What is the intent? Unless you are the drug manufacture of these (many of their studies were not published) then you have no idea what what that intention is as well.

But that's OK, you obviously are more concerned that these drugs are left on the market, even though (and if you read the links), you understand that they appear 75% effective, and many within the 25% that they were not effective IT ACTUALLY MADE THEM WORSE and that many of the 75% actually had faster positive outcomes using different courses of treatment, and some having NO TREATMENT.

But they are great, right:



Did you get those ages: 15 years old, 18 years old, 15 years old, 15 years old, 17 years old.

A 15 year old on TWO DIFFERENT ANTIDEPRESSANTS AT ONCE!. Two others "on a mix of antidepressants"

Fascinating was the Doctor who said that, until the advent of these drugs he saw very little violence in depressed individuals. WOW! And school shootings?
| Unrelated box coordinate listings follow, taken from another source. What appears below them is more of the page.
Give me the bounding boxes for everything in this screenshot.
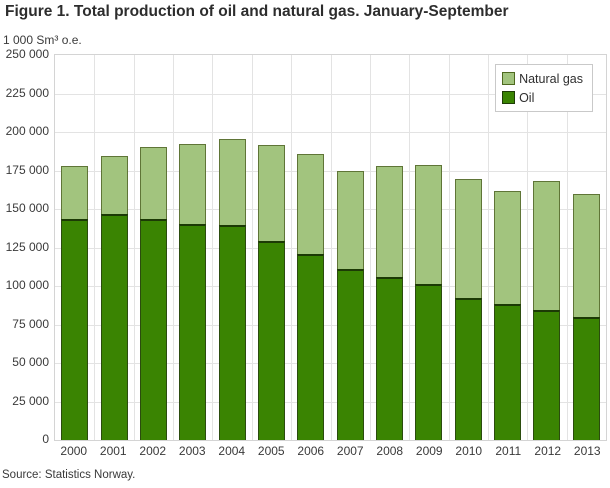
legend-item-natural-gas: Natural gas: [502, 69, 583, 88]
bar-2000: [61, 165, 89, 440]
bar-2012: [533, 180, 561, 440]
legend-label: Oil: [519, 90, 535, 105]
bar-segment-oil: [572, 316, 600, 440]
y-tick-label: 150 000: [5, 201, 49, 215]
bar-segment-oil: [376, 276, 404, 440]
bar-2005: [257, 145, 285, 440]
vertical-gridline: [527, 55, 529, 440]
y-tick-label: 50 000: [12, 355, 49, 369]
vertical-gridline: [487, 55, 489, 440]
bar-segment-natural-gas: [533, 180, 561, 310]
bar-2008: [376, 165, 404, 440]
y-tick-label: 25 000: [12, 393, 49, 408]
bar-segment-natural-gas: [218, 138, 246, 226]
x-tick-label: 2007: [336, 444, 364, 458]
bar-segment-natural-gas: [376, 165, 404, 277]
natural-gas-swatch-icon: [502, 72, 516, 85]
bar-2010: [454, 178, 482, 440]
y-tick-label: 200 000: [5, 124, 49, 138]
source-note: Source: Statistics Norway.: [2, 469, 136, 481]
oil-swatch-icon: [502, 91, 516, 104]
bar-2001: [100, 155, 128, 440]
bar-segment-natural-gas: [454, 178, 482, 298]
vertical-gridline: [133, 55, 135, 440]
x-tick-label: 2010: [455, 444, 483, 458]
bar-2011: [494, 191, 522, 440]
x-tick-label: 2001: [99, 444, 127, 458]
bar-segment-natural-gas: [572, 194, 600, 317]
legend-item-oil: Oil: [502, 88, 583, 107]
plot-area: Natural gas Oil: [54, 54, 607, 441]
legend: Natural gas Oil: [495, 64, 593, 112]
x-tick-label: 2012: [534, 444, 562, 458]
vertical-gridline: [212, 55, 214, 440]
vertical-gridline: [173, 55, 175, 440]
x-tick-label: 2002: [139, 444, 167, 458]
bar-2002: [139, 147, 167, 440]
bar-segment-oil: [139, 219, 167, 440]
bar-segment-oil: [415, 284, 443, 440]
bar-segment-natural-gas: [100, 155, 128, 215]
bar-2004: [218, 138, 246, 440]
vertical-gridline: [291, 55, 293, 440]
bar-segment-natural-gas: [61, 165, 89, 220]
y-tick-label: 175 000: [5, 162, 49, 177]
vertical-gridline: [94, 55, 96, 440]
bar-2007: [336, 171, 364, 440]
x-tick-label: 2011: [495, 444, 522, 458]
y-axis-unit-label: 1 000 Sm³ o.e.: [3, 33, 82, 47]
y-tick-label: 250 000: [5, 47, 49, 61]
bar-segment-natural-gas: [494, 191, 522, 305]
vertical-gridline: [409, 55, 411, 440]
bar-segment-oil: [494, 304, 522, 440]
bar-segment-natural-gas: [297, 154, 325, 254]
y-tick-label: 75 000: [12, 316, 49, 331]
bar-2009: [415, 165, 443, 440]
bar-2006: [297, 154, 325, 440]
bar-segment-natural-gas: [139, 147, 167, 220]
x-tick-label: 2008: [376, 444, 404, 458]
bar-segment-oil: [61, 219, 89, 440]
y-tick-label: 0: [42, 432, 49, 446]
x-tick-label: 2013: [573, 444, 601, 458]
bar-segment-oil: [533, 309, 561, 440]
bar-segment-natural-gas: [336, 171, 364, 270]
bar-segment-oil: [218, 225, 246, 440]
bar-segment-oil: [454, 297, 482, 440]
x-tick-label: 2006: [297, 444, 325, 458]
y-tick-label: 125 000: [5, 239, 49, 254]
vertical-gridline: [448, 55, 450, 440]
x-tick-label: 2009: [415, 444, 443, 458]
vertical-gridline: [330, 55, 332, 440]
bar-segment-oil: [336, 269, 364, 440]
x-tick-label: 2003: [178, 444, 206, 458]
bar-segment-oil: [297, 253, 325, 440]
vertical-gridline: [369, 55, 371, 440]
x-tick-label: 2000: [60, 444, 88, 458]
chart-title: Figure 1. Total production of oil and na…: [5, 3, 509, 20]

Almost zero!

Nearly every, and maybe all, it's hard to say in a few, of the shooters in these school shootings had one thing in common:

The were either on, on experiencing withdrawal from one or more SSRI prescription drug.

11% of the population are being treated for depression, and out of the small demographic group, who, before the introduction of this class of drug rarely had violent outburst, are responsible for 90+% of all school shootings?

If that doesn't cause you pause, I can't think of anything that will.


Whatever your dementia, we're done here. Enjoy your obsessions.